How does Web 2.0 make a profit?

It’s an important question, one which not enough people are asking. After all, people are in this to make a living, not just because it’s cool, aren’t they?

I read a great article today called Web 2.0, Revenue Models and Profitability on The Drama 2.0 Show on the subject. It’s well worth sharing because it makes some really strong points questioning the viability of some of the most talked about online businesses out there at the moment.

The central theme of the article is that

“Not only are most of the hottest Web 2.0 startups unprofitable, quite a few lack viable revenue models altogether. “

It’s tough to disagree when it puts them in the context of their Web 1.0 peers such as Google, eBay and Yahoo, all of whom are, and were, profitable within a few years of starting out.

I remember being party to the dotcom boom and bust of 2000 in the UK when the likes of Clickmango came and went in less time than it takes Royal Mail to deliver a 1st class letter.

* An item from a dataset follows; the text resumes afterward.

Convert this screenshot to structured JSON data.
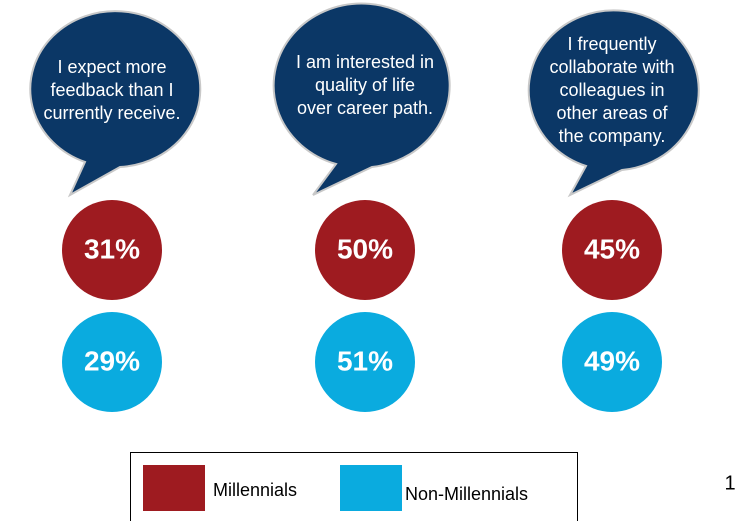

This was when a savvy operator with a van could asset strip a dotcom of its shiny new iMacs in candy colour on a daily basis and turn a nice gig doing so.

Everyone talks about Boo.com as the defining failure of the period, which to some extent it was, but at least it was brilliant and now looks to have been way ahead of the curve as both a web site and a shopping experience. I look back now and think that maybe they were right about a lot of things. Certainly there’s lots of functions that other people have adopted that they were one of the first to attempt.

The rule for business plans in those days seems to be “make sure you’re profitable within the first three years”. Or at the very worst “get them drunk, but make sure they sign”.

Compare that to the noise of Web 2.0 evangelists and companies who are all about conversation and community and making the web a better place. There’s taking your time to grow a business and then there’s arsing around on the internet pretending that what you are doing can become a business.

A lot of people seem to be dangerously close to buying into the latter which in my view will lead to a dotcom bust far worse than the last. In 2000 we’d only sacrificed our time and energy as unrecoupable expenditure, this time we may find that sacrificing our personal information is cost we’re not as happy to write off.